D’autres facteurs pourraient compliquer davantage notre scénario et sa classification au regard du DIH. Par exemple, que se passe-t-il si l’État A utilise la force contre l’État B sur le territoire de l’État C occupé par l’État D ? Ou que se passe-t-il si l’État A emploie la force armée contre l’État B sur le territoire de l’État C, où l’État B est une puissance occupante ? L’absence de consentement du souverain territorial déclenche-t-elle automatiquement une CAI entre l’État territorial et l’État intervenant dans ces circonstances ? Suite au 1St d’avril, l’Iran a lancé une attaque aérienne contre Israël le 13 avril. Si l’Iran avait ciblé Israël en dehors de son territoire, par exemple dans les fermes de Chebaa, où Israël est occupant, l’absence de consentement du Liban conduirait-elle à un IAC Iran-Liban ? classification (indépendamment de celle Iran c. Israël) ? Pour mieux illustrer cette question, il convient de revenir au cas des CANI extraterritoriaux. Que se passe-t-il si un État est impliqué dans un CANI extraterritorial dans un territoire occupé et que l’État territorial ne consent pas au recours à la force sur son territoire (occupé) ? Si la logique de la position décrite ci-dessus est que l’État dont le territoire et la population sont soumis à la force devient partie à un CAI avec l’État intervenant, alors cet CAI impliquerait l’État occupé, puisque l’occupation ne conduit pas au transfert de souveraineté. Cependant, la présence et le contrôle de la puissance occupante sur le terrain complique encore les choses.

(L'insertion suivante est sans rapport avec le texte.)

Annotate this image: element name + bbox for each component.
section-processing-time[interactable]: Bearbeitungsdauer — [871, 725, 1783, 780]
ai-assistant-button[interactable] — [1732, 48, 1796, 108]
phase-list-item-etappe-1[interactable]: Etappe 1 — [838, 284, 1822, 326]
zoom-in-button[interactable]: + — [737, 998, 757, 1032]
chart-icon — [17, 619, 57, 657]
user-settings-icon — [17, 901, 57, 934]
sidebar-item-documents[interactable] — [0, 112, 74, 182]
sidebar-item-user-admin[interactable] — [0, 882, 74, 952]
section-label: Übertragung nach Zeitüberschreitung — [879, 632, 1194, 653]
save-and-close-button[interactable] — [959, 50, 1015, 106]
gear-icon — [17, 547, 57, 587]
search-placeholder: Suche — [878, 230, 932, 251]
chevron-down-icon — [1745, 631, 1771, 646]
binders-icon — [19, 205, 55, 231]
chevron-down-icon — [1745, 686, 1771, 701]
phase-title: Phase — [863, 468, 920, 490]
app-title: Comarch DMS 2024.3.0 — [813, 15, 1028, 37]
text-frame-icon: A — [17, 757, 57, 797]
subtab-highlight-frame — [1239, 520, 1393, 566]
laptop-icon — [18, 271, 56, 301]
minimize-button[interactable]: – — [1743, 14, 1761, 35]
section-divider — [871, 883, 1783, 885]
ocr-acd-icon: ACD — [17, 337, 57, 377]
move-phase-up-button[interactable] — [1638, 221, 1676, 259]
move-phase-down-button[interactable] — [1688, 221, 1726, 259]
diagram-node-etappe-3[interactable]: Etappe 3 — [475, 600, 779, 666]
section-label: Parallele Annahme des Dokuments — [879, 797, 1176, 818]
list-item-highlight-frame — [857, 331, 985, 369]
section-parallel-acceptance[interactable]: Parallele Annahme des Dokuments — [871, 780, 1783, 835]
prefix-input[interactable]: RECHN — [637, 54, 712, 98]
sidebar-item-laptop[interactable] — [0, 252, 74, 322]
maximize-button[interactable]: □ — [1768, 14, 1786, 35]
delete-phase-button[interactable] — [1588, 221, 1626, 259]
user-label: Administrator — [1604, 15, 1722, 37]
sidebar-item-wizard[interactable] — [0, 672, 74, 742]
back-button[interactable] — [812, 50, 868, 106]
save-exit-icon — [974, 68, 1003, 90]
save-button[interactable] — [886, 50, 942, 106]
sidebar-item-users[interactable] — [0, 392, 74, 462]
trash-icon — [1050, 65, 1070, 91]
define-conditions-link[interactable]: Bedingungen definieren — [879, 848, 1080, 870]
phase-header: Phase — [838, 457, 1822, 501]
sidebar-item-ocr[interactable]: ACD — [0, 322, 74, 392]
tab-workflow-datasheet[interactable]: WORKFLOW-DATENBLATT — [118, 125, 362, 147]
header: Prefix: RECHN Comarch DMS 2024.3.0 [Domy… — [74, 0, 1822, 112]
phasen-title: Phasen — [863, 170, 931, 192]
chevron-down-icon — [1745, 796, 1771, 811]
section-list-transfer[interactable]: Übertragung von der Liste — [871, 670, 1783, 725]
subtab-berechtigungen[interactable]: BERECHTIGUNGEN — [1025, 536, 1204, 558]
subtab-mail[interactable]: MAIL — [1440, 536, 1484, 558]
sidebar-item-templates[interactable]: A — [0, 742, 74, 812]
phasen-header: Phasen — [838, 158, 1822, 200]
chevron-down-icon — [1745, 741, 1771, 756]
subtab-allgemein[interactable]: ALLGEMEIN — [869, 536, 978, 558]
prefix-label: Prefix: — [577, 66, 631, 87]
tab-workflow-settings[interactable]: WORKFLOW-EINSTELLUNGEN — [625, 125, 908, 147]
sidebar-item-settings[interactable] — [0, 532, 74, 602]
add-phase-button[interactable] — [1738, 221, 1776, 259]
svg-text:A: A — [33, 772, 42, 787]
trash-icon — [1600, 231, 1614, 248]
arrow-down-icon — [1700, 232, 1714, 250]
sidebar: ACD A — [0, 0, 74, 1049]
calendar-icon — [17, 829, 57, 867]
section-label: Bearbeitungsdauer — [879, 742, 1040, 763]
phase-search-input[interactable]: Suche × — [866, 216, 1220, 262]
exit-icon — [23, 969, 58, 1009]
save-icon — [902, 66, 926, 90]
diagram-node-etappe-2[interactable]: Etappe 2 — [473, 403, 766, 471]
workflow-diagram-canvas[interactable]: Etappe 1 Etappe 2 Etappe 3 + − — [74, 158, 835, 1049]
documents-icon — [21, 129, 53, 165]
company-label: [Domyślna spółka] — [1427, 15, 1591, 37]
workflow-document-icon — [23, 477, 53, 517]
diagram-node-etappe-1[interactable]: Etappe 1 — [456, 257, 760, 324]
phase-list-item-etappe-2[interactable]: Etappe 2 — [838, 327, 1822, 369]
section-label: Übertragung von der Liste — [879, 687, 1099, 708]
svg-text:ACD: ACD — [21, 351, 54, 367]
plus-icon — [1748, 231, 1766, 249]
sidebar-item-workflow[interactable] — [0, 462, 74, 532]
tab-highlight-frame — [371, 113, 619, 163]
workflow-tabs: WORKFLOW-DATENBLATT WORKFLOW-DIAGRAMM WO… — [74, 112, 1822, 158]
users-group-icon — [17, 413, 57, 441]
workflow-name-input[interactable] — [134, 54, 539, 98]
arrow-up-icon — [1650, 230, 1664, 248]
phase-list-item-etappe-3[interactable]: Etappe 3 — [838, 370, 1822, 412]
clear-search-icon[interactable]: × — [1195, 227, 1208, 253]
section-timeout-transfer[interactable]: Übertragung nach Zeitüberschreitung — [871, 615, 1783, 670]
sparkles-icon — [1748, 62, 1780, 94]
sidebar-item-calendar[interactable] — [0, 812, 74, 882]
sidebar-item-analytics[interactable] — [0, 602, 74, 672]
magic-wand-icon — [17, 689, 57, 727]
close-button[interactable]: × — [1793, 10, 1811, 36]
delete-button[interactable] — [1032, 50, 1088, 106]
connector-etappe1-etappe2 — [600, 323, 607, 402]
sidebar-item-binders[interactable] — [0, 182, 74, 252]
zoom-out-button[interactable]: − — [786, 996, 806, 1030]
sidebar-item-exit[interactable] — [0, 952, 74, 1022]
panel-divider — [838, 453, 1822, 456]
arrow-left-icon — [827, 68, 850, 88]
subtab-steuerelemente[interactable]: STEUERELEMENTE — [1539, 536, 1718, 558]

Bien que ce blog pose plus de questions qu’il n’apporte de réponses, il prend les événements récents comme point de départ pour inviter à une réflexion plus approfondie sur certains des défis de la classification des conflits. Toutefois, cela ne doit pas détourner l’attention du fait que, dans ces moments-là, la priorité doit être accordée aux efforts de désescalade et au respect effectif d’autres régimes juridiques, tels que le jus ad bellum.